Bank profitability has already returned to the pre-pandemic level, with the growth of the interest margin, the reduction of expenses with provisions (reserve on credit risks) and efficiency gains. The assessment is by the Central Bank (BC), in its Financial Stability Report for the second half of 2021, released today (9).
“The system’s profitability continues to recover from the effects of the pandemic and should remain resilient in the short term. After a significant drop in the first half of 2020, the system’s profitability returned to levels close to those observed before the pandemic”, says the document.
According to the BC, expenses with provisions have stabilized and the current level of coverage of provisions “can help to absorb any increases in problem assets”. The credit margin is pressured by the increase in funding costs, but should benefit from a more profitable mix and new credit contracts at higher rates. Also according to the report, service revenues should grow at a slower pace and costs, although controlled, should continue to be pressured by inflation.
The system’s net income was BRL 132 billion in 2021, 49% higher than in 2020 and 10% higher than in 2019. The return on equity was 15%, returning to pre-pandemic levels.
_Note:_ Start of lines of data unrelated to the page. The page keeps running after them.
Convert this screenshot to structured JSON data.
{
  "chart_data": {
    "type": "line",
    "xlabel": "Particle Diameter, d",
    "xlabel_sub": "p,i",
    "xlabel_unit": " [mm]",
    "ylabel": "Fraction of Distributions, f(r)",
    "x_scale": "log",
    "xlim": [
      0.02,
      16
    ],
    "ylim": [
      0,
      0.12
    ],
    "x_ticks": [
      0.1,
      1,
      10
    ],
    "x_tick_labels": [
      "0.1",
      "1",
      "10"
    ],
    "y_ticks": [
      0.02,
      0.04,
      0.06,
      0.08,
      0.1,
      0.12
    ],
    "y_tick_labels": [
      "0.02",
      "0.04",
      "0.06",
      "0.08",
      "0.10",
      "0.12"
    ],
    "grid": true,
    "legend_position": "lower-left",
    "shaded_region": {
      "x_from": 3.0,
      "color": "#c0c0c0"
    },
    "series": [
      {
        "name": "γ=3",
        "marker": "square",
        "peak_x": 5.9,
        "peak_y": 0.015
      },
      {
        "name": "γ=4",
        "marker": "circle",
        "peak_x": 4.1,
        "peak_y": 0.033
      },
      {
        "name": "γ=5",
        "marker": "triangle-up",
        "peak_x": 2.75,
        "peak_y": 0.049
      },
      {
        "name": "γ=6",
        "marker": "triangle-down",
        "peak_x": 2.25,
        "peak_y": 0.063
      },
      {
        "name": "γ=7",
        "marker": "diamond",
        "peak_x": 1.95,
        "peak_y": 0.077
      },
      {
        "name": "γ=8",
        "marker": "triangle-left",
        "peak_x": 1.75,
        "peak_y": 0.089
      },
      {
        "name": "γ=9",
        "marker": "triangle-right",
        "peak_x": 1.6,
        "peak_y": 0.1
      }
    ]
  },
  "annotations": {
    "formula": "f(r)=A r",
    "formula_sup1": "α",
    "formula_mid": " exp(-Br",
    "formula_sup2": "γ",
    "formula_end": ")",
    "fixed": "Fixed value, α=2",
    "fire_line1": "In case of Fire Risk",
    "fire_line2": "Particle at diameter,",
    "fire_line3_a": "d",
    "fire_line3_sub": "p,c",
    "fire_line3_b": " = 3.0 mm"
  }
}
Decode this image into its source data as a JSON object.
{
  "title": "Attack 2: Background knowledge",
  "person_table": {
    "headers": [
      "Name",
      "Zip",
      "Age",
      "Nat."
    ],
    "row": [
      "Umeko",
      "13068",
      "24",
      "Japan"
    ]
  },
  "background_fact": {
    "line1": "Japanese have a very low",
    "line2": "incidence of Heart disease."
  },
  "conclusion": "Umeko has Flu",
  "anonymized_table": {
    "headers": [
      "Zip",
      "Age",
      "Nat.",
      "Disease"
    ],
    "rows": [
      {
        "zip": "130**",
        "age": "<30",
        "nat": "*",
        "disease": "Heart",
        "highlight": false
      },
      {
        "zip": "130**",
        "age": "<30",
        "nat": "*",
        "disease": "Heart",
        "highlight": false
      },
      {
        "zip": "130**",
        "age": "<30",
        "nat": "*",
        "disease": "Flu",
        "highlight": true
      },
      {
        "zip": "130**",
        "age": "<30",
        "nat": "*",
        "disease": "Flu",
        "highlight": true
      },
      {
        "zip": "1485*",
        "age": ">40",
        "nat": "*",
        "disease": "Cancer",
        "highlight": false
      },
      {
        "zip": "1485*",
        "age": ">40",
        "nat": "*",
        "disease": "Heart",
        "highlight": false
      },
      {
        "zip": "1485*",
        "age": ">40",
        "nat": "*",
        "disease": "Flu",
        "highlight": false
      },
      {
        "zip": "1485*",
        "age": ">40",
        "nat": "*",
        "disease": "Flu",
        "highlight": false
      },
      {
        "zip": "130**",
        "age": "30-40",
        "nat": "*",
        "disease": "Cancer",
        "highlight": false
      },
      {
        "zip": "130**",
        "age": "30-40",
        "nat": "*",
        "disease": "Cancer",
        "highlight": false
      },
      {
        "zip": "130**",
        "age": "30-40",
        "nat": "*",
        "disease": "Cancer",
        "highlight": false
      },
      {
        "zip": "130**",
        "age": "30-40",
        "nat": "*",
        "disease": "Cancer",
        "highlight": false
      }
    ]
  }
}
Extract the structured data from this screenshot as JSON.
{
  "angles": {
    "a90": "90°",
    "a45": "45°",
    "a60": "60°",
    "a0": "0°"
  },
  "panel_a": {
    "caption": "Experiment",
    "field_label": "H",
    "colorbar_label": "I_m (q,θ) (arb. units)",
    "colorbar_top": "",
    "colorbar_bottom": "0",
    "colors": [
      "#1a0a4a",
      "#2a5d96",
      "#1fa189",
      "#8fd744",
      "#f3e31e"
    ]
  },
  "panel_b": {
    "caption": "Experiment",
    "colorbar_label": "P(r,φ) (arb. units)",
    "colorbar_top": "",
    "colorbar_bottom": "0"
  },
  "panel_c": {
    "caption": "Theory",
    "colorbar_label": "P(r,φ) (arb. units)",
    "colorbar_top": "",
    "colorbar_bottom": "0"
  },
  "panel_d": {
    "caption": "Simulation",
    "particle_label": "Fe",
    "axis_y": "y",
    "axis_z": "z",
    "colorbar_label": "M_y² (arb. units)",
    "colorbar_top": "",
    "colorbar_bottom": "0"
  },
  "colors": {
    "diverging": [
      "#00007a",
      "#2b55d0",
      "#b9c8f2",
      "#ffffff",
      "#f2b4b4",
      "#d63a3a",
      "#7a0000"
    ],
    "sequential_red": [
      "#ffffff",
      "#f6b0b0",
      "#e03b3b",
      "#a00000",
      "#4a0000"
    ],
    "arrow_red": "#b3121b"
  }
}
According to the BC, however, the expectation is for a more moderate evolution of profitability in the coming periods. “The scenario for 2022 is of weaker economic activity, lower credit growth, normalization of defaults and higher funding and operating costs. These elements represent obstacles to the evolution of profitability ahead”, says the BC report.
Bank credit to micro, small and medium-sized companies continues to grow above the pre-pandemic level. Although there were new concessions under the National Support Program for Micro and Small Businesses (Pronampe) and the Credit Stimulus Program (PEC), the highlight was the increase in the portfolio not linked to programs.
The solid capital base and stress test results continued to demonstrate the resilience of the banking system in the second half of last year, with adequate provisions for the level of expected losses with credit and comfortable capitalization and liquidity.
In the stress test, the BC simulates how much a situation of severe default and bank runs impact the compliance with minimum regulatory limits by financial institutions and how much the monetary authority would need to contribute to the financial system. Among these limits is the maintenance of a cash reserve to ensure that banks pay all customers who withdraw cash in times of crisis. Credit, interest, foreign exchange and property devaluation risks are also tested.
The BC considered two scenarios, the first of a fall in economic activity and household consumption, increase in unemployment, fall in inflation and interest rates; and the second scenario of increased uncertainty in the economy, with fiscal deterioration, high exchange rates, higher interest rates and pressure from inflation.
“The BC assesses that there was no relevant risk to financial stability. Capital stress tests demonstrated that the banking system was prepared to face all simulated macroeconomic shocks,” the report says. “The results obtained in the sensitivity analyzes also indicate good resistance to risk factors, simulated in isolation”, he adds.
The liquidity stress test also indicates a comfortable amount of liquid assets in the event of cash outflows in adverse conditions or shock to market parameters in the short term.
According to the BC, the high fiscal risk and the ongoing process of monetary tightening, of raising interest rates, continue to impact current financial conditions and, consequently, current and future economic activity. “Market confidence in financial stability remains high, although it has receded slightly. Financial institutions expressed concern about fiscal risk and domestic inflation, less confidence in the recovery of economic activity and a drop in willingness to take risks”, says the BC.
According to the report, for financial institutions “the increase in inflation affects consumption and investment decisions, causes a drop in household income and purchasing power and leads to monetary tightening, affecting economic activity, indebtedness and default. ”.
Globally, the financial system of the main economies remains resilient. “Regarding the risk associated with the increase in international geopolitical tensions after the beginning of the war between Russia and Ukraine, the reduced flow of trade between Brazil and the countries directly involved in the conflict suggests a limited impact through this channel”, he explains.